Пережить зиму в Стокгольме - Агнета Плейель
Шрифт:
Интервал:
Закладка:
ПОНЕДЕЛЬНИК
Университет. На семинаре, за большим круглым столом, она рассматривала юные лица. Она приехала домой на трясущемся поезде в ноябрьской темноте, которая была столь непроницаемо черной, что у нее перехватило дыхание.
ТЕЛЕФОН
умер.
СОСЕД,
такой же одинокий как она, но старый, за восемьдесят, вдовец с бесцветными глазами и неровным носом, слегка напоминающий старого слона, долго звенел цепочкой, открывая ей дверь. Пока она звонила в телефонную компанию, он достал из шкафа бутылку бренди. В его квартире пахло затхлостью. Она помогла ему разгрести на кухне два стула с газетами и одеждой, и они выпили. А что еще остается для утешения в старости?
ГАЗЕТЫ, ТЕЛЕВИДЕНИЕ
В газетах писали, что американский президент увенчает свои действия отменой блокады Сараево. Шведские корреспонденты писали отстраненно: ожидалась ужасная бойня. Газета соскользнула на пол. По ТВ красными стрелками отмечали продвижение югославской армии.

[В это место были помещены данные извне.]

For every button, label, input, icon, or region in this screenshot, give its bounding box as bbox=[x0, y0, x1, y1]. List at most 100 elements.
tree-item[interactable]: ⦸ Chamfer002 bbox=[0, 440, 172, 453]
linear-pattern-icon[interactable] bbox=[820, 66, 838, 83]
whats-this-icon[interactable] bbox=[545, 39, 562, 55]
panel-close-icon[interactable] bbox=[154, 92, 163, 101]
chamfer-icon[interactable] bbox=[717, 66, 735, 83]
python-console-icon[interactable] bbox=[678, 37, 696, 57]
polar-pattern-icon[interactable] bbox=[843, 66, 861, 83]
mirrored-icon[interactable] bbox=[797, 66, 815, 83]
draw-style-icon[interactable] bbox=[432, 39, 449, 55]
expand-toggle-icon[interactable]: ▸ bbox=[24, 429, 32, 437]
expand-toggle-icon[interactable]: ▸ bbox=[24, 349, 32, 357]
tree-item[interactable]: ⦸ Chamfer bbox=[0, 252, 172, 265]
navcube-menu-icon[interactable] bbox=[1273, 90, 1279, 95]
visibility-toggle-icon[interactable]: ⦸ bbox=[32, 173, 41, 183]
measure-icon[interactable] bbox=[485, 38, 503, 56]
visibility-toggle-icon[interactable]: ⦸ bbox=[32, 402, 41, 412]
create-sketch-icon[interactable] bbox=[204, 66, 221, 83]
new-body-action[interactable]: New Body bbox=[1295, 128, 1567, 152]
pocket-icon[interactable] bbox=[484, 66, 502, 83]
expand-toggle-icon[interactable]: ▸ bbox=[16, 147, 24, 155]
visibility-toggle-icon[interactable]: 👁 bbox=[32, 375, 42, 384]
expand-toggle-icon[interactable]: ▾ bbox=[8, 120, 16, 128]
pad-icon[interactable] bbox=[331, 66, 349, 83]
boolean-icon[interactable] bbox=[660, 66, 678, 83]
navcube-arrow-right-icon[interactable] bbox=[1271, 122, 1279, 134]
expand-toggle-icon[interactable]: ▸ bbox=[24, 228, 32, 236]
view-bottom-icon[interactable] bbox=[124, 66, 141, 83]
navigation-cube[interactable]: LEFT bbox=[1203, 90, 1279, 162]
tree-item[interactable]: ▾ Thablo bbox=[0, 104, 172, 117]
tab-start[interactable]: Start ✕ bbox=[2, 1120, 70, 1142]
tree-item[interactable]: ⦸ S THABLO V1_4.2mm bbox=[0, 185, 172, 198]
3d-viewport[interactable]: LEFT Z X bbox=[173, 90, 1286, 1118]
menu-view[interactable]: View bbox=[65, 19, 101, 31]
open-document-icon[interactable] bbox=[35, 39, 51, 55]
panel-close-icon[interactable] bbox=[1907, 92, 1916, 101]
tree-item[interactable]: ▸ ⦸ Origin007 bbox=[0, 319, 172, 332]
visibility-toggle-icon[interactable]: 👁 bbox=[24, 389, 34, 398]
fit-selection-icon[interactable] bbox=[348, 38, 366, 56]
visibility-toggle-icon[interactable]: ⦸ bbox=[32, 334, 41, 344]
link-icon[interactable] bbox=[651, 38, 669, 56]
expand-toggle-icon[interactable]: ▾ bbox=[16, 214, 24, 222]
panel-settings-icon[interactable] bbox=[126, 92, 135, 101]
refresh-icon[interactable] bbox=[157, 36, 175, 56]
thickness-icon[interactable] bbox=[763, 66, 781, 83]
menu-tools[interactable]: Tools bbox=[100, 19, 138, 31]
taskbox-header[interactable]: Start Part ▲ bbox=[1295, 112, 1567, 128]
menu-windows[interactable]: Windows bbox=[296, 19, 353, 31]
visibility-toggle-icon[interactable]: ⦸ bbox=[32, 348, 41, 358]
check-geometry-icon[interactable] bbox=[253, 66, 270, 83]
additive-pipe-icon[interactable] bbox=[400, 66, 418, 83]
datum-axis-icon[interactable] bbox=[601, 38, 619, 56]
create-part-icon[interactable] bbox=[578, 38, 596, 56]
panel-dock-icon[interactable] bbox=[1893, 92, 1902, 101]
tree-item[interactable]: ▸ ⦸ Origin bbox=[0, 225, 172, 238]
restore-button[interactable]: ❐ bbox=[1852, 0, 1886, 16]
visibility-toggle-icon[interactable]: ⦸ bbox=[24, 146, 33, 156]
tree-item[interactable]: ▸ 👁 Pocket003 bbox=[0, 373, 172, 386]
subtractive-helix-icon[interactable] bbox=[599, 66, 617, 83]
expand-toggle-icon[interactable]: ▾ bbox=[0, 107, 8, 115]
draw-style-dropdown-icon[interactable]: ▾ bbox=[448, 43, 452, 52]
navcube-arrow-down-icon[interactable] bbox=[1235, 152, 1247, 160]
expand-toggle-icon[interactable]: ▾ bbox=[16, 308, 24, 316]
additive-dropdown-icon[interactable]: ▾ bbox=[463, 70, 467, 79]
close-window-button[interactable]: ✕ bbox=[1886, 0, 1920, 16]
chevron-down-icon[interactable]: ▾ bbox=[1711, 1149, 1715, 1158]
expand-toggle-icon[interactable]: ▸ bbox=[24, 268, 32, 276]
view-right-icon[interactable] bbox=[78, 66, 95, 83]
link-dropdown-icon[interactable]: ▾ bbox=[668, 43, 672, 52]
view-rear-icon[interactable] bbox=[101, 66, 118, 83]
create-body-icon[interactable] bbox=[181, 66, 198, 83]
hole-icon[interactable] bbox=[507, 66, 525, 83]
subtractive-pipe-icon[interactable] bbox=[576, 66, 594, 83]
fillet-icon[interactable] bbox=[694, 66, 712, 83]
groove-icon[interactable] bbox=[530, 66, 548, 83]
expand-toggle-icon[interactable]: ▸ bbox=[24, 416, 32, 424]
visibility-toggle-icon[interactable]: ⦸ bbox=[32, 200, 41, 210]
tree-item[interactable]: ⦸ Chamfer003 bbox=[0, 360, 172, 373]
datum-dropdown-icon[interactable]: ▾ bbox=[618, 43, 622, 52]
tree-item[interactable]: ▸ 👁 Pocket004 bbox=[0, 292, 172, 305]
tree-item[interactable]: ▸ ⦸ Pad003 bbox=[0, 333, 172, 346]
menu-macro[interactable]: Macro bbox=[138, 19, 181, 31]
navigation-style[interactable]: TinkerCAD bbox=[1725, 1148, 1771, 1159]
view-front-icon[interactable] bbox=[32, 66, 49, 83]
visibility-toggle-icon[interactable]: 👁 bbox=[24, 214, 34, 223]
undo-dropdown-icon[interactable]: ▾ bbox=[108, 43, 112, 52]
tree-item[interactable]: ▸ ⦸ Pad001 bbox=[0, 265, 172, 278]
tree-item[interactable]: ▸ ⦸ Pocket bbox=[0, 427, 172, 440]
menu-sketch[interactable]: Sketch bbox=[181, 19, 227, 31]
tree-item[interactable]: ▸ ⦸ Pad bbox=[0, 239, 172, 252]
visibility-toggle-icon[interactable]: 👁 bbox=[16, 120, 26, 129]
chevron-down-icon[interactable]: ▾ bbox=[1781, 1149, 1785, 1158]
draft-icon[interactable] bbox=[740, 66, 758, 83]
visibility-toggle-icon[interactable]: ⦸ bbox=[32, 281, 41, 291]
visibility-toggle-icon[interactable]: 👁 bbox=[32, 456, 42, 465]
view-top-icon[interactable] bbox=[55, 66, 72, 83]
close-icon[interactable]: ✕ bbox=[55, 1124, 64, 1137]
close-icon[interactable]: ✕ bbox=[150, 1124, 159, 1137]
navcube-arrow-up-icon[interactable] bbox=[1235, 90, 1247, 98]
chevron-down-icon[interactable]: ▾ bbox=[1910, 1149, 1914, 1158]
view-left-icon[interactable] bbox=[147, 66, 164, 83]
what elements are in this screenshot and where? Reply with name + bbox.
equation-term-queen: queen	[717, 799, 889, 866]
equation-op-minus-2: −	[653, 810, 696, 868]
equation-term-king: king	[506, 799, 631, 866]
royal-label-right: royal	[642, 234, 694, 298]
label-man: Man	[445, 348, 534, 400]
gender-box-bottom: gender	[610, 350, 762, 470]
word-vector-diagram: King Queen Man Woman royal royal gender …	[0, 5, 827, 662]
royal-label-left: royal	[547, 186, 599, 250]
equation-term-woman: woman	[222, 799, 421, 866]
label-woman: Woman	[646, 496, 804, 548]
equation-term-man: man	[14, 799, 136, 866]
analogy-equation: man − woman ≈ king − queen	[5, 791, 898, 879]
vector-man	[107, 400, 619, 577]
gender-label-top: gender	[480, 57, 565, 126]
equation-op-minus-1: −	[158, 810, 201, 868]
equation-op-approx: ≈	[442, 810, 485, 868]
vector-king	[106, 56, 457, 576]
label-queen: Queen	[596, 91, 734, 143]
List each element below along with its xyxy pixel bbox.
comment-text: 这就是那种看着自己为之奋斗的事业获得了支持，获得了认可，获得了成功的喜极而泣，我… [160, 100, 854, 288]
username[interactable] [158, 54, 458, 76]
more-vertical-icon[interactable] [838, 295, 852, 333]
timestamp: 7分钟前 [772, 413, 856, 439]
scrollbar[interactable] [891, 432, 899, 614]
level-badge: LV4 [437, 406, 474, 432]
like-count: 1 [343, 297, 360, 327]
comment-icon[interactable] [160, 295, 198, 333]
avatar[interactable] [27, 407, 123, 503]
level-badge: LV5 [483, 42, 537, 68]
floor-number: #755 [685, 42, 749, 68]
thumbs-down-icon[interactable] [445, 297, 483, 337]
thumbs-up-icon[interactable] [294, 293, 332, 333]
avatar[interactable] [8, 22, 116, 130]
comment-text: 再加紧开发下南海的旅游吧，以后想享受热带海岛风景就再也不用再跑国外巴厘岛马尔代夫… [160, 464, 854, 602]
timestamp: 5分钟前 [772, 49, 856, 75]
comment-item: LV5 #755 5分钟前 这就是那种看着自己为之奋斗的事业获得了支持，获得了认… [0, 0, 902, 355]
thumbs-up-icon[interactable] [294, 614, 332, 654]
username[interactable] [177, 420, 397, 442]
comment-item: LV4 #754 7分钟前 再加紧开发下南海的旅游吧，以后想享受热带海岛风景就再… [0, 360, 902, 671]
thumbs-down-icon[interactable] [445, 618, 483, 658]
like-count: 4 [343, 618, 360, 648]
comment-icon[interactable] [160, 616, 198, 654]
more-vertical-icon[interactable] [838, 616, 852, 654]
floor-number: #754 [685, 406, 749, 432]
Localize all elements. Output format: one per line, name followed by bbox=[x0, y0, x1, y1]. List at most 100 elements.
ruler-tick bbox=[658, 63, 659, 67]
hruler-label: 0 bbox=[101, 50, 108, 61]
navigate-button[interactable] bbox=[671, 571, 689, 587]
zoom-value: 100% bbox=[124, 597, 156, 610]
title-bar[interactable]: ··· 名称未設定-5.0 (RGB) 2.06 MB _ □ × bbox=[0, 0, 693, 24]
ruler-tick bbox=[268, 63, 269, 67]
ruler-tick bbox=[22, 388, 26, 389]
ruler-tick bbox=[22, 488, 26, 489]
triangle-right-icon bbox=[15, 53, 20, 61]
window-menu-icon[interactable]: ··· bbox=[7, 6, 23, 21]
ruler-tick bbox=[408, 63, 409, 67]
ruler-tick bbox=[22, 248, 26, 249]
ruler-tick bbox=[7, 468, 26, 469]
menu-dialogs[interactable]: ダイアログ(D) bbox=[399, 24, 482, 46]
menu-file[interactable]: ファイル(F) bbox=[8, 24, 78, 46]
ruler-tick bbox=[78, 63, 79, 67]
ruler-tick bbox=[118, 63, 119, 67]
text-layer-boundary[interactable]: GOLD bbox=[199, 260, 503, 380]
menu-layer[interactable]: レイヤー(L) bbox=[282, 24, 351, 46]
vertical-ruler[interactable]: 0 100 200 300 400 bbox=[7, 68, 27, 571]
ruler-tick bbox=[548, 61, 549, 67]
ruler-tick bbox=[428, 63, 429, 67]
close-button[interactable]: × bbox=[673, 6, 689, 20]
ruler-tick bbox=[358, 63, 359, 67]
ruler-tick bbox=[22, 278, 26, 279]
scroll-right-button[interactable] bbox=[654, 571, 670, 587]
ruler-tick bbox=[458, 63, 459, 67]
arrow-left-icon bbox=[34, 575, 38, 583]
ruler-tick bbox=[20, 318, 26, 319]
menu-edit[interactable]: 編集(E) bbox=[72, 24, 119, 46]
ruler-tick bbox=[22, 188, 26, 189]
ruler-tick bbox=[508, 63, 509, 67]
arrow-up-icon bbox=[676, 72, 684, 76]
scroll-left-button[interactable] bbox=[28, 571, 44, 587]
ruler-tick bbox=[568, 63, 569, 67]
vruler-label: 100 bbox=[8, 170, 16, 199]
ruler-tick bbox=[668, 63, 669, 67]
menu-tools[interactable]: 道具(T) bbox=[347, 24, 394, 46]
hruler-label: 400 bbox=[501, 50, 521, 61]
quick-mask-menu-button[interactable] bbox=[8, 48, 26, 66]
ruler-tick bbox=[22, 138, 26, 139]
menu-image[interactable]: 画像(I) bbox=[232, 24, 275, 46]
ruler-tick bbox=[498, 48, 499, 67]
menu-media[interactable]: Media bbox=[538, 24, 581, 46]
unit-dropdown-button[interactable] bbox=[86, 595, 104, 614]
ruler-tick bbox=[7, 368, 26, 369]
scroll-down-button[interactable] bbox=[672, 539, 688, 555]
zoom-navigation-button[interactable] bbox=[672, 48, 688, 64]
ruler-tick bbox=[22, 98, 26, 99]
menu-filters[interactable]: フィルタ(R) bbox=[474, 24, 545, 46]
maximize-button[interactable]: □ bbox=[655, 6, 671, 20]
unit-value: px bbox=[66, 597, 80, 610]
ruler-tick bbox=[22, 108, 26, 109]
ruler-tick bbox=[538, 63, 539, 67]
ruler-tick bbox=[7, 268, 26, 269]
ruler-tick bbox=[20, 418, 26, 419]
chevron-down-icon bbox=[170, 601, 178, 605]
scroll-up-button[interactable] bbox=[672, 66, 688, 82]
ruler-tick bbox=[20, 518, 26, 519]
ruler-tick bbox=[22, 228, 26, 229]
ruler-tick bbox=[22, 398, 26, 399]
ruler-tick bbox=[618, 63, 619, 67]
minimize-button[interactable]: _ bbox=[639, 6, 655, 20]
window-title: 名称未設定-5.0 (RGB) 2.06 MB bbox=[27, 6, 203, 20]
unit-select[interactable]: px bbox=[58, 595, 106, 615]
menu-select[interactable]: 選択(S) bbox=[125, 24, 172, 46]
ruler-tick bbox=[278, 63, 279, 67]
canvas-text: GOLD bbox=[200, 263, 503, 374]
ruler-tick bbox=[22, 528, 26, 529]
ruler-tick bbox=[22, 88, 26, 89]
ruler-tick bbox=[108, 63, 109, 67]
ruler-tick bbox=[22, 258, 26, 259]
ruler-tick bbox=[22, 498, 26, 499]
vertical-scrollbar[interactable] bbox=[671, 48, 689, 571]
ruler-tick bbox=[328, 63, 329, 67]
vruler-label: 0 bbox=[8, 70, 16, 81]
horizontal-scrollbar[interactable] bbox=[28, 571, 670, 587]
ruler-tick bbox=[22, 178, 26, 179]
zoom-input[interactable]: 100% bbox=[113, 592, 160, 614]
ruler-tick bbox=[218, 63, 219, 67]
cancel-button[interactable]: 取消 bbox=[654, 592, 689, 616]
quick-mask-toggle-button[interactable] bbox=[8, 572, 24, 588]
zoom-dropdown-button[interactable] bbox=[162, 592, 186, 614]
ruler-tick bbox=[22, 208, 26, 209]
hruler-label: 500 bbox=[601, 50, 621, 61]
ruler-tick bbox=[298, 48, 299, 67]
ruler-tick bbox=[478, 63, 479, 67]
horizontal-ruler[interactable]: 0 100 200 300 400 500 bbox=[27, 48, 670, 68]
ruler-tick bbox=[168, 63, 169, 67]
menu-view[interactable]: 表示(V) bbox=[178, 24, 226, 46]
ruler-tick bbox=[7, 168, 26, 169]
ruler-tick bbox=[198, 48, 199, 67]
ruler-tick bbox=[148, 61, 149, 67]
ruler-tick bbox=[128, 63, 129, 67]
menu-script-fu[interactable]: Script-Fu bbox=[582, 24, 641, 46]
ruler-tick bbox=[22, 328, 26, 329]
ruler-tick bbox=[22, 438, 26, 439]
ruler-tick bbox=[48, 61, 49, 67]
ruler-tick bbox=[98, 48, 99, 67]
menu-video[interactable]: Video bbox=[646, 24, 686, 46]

Сербский генерал, похожий на босса мафии, сверкал с экрана золотыми зубами. Она выключила телевизор и позвонила мужчине, которого любила, не смогла удержаться.
ЗА РОЗЫ
она благодарить не стала. Он обрадовался ее звонку, причем необычно сильно. Разговаривали долго, он соскучился по ней. А та, другая? Она спросила и получила ответ. Они уезжают в Нью-Йорк. Больше она не спрашивала. До отъезда ему хотелось бы встретиться. Ему было сложно не видеть ее так долго, несколько недель. Сегодня вечером? Этот человек, думала она, святой. Жестокий, как ангел. Всплыло лицо профессора Фалькхома, бордовый галстук, сигарета «Фортуна». Она сказала, что они должны поставить точку. Все это слишком дорого ей обходится. Боль вымывала из нее разум. Он помолчал. Сказал, что не может поступать вопреки ее желанию. Это было бы преступлением, а он не преступник. Он страдал от того, что причинял боль ей и той, другой. То, что он любит двух, сначала казалось необыкновенным богатством, потом стало причинять боль. Но он не хотел расставаться ни с одной. Как бы он ни поступил, его ожидает большая потеря. И даже если никак не поступит — тоже. Потеря неизбежна. Это его пугало. Она знала, что он говорит правду, этот человек не обманывает. Они оба плакали. Потом все было кончено. Она сидела у телефона и смотрела в ноябрьскую темноту. На той стороне залива крутился красноватый свет прожектора и отражался на невидимой воде. Она зажгла все лампы. Квартиру залило светом. Она начала пылесосить. Когда побежала взять трубку, споткнулась о шнур пылесоса и тысячу вещей, лежащих в прихожей. Сначала она не поняла, кто звонит. Голос был незнаком.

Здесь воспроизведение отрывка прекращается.